Investors can capture that environmentally friendly trend with WestRock, as well as the company's multiyear strategy to boost annual EBITDA. By modernizing infrastructure and retooling factories to churn out the highest-margin and most in-demand products, the business expects to increase annual EBITDA by $150 million by the end of fiscal 2021. Given the company's healthy margins right now and its leadership position in the paper and packaging industry, retirees might find a lot to like in this low-risk dividend stock.
The best of both worlds
Matt DiLallo (ONEOK): Pipeline giant ONEOK checks all the boxes for retirees. For starters, the company pays a well-above-average dividend that currently yields 5.3%. And it backs that payout with a sound financial profile. Not only does it generate stable cash flow since long-term contracts supply about 85% of its earnings, but it also produces enough money to cover its current payout by a comfortable 1.4 times. On top of that, it has a conservative leverage ratio that's currently right in line with its targeted level.
Because ONEOK is producing more cash than it needs to pay the dividend, and it has a strong balance sheet, the company has the financial flexibility to invest in growth projects. The midstream giant currently has about $6 billion of expansions under construction, including several large pipeline projects and associated processing plants. Those future additions have it on track to grow earnings by about 6% this year before accelerating to a more than 20% clip in 2020. That high-octane earnings growth is enough to support ONEOK's plan to increase its dividend at a 9% to 11% annual rate through at least 2021.
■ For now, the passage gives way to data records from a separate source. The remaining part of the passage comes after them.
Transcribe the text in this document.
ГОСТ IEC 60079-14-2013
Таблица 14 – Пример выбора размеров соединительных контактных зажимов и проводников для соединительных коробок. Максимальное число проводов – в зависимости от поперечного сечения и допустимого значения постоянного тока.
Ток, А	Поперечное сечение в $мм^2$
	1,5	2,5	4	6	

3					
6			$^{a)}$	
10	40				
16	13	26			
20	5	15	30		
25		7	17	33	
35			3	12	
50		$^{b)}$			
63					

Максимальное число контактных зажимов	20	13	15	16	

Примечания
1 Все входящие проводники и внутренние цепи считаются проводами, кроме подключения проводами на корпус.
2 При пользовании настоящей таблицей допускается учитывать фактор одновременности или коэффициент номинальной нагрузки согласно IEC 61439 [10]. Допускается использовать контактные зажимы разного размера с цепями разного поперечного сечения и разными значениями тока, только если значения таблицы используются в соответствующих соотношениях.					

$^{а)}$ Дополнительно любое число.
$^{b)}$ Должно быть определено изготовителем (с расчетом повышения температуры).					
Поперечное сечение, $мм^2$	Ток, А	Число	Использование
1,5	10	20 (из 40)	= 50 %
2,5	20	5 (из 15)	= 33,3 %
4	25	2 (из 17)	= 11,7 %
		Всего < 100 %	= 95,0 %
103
ONEOK's combination of dividend yield, financial strength, and visible growth makes it an ideal stock for retirees. It will supply them with a steadily rising income stream while offering low-risk upside potential.
Changing merchandise, steady returns
Demitri Kalogeropoulos (TJX Companies): Trends change quickly in the retailing world, but one fact stays the same: Consumers are always on the hunt for discounts. That simple idea explains why TJX has been so successful, and why it's just the type of business retirees should love having in their portfolio.
The off-price giant, which owns Marshalls, T.J. Maxx, and HomeGoods, closed its 23rd consecutive year of sales growth in 2018. That positive momentum has carried through into early 2019. Revenue gains beat management's predictions in the fiscal first quarter, marking a fourth straight beat. Comparable-store sales rose 5% to nearly match the holiday season's 6% spike.
TJX isn't nearly done boosting its store footprint, either. CEO Ernie Herrman has told investors to expect the retailer's base to rise to over 6,000 locations in just its existing markets over time, up from 4,300 today.
All of that success should support a growing dividend that will qualify the company as a Dividend Aristocrat (counting at least 25 consecutive annual payout raises) by 2020. Retirees don't have to wait for TJX to officially join that elite club, though, and can buy shares of this highly successful business today.